Cinq minutes plus tard, un autre homme vint ouvrir la porte, il sortit et la referma derrière lui. Sa voix était sèche et monocorde.
- Qu'est-ce que vous faites là toutes les deux ? fit-il en dévisageant Alba.
- Papa... je sais que tu voulais pas qu'Éva vienne, mais...
- Et je ne veux toujours pas.
Il lui fit un signe de tête en direction de la porte, qu'Alba comprit immédiatement. Elle baissa les yeux et se retira. Quand le verrou eût claqué à nouveau, Éva se retrouva seule avec l'homme et son costume noir parfaitement repassé.
- Tu vas rentrer chez toi, petite.
- Mais pourquoi ? cria Éva. On veut juste jouer ensemble avec Alba, et il fait froid dehors, s'il vous plaît !
- Non, non ,non... ce n'est pas possible. Allez, rentre chez tes parents.
Il voulut conclure l'affaire en se levant et la regarda avec mépris, mais elle ne bougea pas.
- Non, je veux rentrer. Si c'est parce que vous êtes des magiciens, je le dirai à personne, promis !
L'autre s'empourpra :
- N'importe quoi, des magiciens ?! Mais qu'est-ce qu'ils racontent sur nous en bas... Bon, arrête de raconter des bêtises et va-t'en maintenant. Il n'y a rien à voir ici pour les gens comme toi.
Cette fois il s'en retourna et disparut par la grande porte. La jeune fille se retrouva seule pour de bon.

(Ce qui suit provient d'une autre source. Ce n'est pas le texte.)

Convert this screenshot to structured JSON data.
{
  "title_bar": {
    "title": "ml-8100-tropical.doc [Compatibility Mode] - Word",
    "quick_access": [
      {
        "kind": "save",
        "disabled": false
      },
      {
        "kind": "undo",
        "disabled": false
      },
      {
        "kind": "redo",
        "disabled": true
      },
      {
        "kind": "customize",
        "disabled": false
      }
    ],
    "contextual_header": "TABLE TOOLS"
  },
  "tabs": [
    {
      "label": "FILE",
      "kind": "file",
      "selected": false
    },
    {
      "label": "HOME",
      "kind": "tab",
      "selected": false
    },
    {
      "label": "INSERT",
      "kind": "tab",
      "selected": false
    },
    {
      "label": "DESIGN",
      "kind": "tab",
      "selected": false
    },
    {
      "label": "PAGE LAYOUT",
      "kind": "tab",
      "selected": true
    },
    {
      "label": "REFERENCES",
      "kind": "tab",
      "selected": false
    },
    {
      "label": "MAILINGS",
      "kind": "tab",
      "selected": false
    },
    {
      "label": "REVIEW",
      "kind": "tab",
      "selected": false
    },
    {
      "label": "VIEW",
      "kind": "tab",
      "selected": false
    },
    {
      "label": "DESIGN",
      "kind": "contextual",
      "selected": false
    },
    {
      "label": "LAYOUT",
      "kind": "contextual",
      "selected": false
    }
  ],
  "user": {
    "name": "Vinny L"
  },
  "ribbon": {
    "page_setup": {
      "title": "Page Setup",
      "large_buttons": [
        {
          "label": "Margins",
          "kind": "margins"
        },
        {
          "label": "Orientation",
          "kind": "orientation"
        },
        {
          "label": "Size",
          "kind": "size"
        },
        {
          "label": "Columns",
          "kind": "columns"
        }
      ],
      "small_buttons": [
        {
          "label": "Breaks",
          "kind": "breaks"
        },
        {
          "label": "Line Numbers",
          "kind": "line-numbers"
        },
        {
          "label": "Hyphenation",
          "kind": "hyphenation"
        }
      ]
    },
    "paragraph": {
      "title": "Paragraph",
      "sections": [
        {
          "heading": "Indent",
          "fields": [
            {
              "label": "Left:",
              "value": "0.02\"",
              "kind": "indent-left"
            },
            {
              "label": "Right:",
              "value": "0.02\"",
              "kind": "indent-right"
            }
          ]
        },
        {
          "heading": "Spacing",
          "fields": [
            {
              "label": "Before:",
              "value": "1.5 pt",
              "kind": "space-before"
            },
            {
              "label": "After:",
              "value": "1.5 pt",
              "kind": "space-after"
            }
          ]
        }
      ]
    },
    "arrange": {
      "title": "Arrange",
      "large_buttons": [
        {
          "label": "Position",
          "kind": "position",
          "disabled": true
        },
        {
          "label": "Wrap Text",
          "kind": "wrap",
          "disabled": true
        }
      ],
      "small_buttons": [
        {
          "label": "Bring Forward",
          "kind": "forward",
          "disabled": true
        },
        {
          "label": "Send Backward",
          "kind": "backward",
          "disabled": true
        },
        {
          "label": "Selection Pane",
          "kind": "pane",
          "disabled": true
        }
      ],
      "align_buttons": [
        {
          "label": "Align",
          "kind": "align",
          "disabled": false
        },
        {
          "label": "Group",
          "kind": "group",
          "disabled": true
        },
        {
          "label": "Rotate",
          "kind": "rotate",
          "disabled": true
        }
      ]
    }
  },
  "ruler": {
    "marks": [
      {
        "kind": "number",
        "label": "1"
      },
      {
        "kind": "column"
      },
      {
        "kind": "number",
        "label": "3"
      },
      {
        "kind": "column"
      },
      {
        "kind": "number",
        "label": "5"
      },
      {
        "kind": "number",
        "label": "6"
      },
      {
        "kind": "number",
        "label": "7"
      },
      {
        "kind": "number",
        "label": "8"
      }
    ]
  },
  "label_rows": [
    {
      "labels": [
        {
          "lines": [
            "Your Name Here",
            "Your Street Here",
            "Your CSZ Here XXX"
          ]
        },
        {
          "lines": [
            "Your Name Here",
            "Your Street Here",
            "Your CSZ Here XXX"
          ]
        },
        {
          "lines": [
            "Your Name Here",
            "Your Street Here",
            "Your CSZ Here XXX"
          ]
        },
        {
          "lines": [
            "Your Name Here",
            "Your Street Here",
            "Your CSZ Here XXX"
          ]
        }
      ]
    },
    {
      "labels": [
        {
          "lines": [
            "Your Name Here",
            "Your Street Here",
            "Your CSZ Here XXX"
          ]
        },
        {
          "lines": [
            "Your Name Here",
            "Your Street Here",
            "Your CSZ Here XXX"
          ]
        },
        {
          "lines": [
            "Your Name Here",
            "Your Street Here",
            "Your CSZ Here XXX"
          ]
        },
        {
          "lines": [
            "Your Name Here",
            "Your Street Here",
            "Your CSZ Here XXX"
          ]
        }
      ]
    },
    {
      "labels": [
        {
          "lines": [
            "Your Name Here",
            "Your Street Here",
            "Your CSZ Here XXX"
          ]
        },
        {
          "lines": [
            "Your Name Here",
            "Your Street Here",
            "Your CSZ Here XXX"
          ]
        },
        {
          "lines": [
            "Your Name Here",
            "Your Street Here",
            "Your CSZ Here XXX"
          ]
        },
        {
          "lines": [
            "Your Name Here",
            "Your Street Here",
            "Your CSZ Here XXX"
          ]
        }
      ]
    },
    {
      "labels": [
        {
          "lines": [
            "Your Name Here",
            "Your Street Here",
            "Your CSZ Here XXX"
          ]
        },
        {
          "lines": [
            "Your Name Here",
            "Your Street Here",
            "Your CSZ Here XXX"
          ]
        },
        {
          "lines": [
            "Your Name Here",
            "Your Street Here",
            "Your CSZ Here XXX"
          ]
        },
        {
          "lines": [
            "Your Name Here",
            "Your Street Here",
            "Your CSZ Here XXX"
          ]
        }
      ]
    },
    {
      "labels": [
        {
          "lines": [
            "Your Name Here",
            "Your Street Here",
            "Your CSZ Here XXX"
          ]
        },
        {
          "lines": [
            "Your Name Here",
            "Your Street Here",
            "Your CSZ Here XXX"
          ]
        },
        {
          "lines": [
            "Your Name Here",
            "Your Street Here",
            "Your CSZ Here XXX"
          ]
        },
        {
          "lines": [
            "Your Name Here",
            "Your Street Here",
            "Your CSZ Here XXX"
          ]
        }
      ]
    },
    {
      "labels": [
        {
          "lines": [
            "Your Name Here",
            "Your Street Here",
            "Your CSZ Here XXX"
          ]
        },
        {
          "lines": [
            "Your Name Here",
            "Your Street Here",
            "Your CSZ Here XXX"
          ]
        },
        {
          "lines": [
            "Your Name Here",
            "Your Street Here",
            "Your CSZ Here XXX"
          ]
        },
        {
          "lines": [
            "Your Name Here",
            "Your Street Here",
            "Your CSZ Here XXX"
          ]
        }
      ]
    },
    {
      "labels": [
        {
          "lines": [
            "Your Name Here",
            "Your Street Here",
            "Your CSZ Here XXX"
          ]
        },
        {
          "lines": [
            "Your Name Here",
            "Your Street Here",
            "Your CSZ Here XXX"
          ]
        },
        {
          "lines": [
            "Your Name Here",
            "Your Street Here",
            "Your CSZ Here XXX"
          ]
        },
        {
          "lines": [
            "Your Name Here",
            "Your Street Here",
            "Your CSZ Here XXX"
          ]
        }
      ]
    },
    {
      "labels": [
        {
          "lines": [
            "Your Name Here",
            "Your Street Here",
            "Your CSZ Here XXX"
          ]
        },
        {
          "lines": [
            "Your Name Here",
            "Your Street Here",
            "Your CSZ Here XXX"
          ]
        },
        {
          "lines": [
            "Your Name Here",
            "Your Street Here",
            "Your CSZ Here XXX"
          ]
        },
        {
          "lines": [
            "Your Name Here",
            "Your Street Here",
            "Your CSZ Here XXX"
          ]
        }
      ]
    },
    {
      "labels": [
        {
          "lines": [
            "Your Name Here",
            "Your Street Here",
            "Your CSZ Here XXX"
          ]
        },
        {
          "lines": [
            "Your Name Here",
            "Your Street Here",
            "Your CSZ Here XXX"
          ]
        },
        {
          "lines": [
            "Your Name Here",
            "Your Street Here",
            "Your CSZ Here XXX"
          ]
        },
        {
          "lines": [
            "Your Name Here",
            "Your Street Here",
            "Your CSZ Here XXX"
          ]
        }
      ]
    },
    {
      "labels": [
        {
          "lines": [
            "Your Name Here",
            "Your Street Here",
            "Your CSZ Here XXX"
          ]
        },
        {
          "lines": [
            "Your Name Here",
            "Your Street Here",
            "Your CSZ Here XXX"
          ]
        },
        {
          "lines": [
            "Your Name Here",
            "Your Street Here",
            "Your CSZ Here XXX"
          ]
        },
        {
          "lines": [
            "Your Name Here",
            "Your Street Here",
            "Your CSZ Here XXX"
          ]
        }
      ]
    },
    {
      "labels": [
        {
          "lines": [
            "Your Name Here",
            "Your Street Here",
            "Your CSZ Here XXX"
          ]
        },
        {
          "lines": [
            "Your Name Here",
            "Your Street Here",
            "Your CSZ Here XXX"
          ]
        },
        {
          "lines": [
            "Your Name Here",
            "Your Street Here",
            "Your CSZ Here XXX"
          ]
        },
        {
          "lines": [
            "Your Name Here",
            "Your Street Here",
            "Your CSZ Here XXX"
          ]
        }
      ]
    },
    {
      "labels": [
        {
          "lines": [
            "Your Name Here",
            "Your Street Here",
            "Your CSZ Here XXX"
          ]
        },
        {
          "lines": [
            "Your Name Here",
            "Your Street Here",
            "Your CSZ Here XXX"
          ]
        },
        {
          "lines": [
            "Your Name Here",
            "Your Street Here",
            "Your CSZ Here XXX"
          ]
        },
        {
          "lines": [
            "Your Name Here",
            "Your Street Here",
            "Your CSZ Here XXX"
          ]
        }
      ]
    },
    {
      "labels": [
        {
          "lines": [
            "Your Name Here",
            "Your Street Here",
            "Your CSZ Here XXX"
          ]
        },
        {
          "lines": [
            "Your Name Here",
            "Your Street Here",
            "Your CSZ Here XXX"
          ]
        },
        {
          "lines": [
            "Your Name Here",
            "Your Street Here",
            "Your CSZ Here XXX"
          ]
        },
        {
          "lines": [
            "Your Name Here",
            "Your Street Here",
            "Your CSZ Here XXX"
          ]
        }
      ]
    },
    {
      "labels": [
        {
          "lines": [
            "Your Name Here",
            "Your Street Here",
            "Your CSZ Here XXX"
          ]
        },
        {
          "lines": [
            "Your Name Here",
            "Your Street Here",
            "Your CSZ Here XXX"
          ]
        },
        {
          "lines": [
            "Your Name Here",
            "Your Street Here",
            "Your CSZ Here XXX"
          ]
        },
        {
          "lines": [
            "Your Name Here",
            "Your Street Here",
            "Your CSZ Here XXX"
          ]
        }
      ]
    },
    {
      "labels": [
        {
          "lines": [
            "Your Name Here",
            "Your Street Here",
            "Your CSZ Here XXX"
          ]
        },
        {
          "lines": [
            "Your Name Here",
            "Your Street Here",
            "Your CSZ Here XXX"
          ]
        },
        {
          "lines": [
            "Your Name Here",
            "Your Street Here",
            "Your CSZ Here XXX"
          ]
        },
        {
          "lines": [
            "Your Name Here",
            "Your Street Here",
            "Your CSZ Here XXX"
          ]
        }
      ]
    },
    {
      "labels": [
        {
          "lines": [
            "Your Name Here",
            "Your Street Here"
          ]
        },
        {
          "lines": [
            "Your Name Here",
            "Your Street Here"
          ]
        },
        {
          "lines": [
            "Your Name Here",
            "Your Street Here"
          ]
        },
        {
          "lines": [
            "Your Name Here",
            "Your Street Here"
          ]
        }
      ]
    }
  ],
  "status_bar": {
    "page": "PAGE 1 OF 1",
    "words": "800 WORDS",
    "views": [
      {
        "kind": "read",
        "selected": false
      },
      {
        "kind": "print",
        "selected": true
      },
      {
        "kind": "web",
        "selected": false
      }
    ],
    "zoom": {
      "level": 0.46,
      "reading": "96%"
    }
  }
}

Elle tremblait, autant de colère que de froid, car le soleil ne chauffait pas cette colline ventée.
Elle regarda autour d'elle : son village boueux, les quelques villages voisins, et beaucoup de champs. Désemparée, elle se mit à vagabonder devant la maison, tournant et sautillant sans entrain. Après quelques minutes d'errance, elle fit un saut un peu trop long et cria en ne sentant pas le sol sous ses pieds. Elle atterrit après un vol plané dans un large fossé.
Le choc lui coupa la respiration, et elle se tourna sur le flanc droit pour essayer de se relever quand elle se stoppa nette. À une dizaine de mètres, une clôture en bois coupait le fossé. Et derrière, un cochon l'observait.
Habituée à la vie avec les bêtes, la petite fille comprit instantanément ce que cela signifiait et elle se releva en ignorant sa douleur. Arrivée devant la barrière, elle exulta :
- C'est pas fini, c'est pas fini !
Elle contemplait le trou étroit par lequel les animaux rentraient le soir pour se mettre à l'abri sous la grande bâtisse. Tant pis pour la grande porte, pensa-t-elle, tant que je rentre.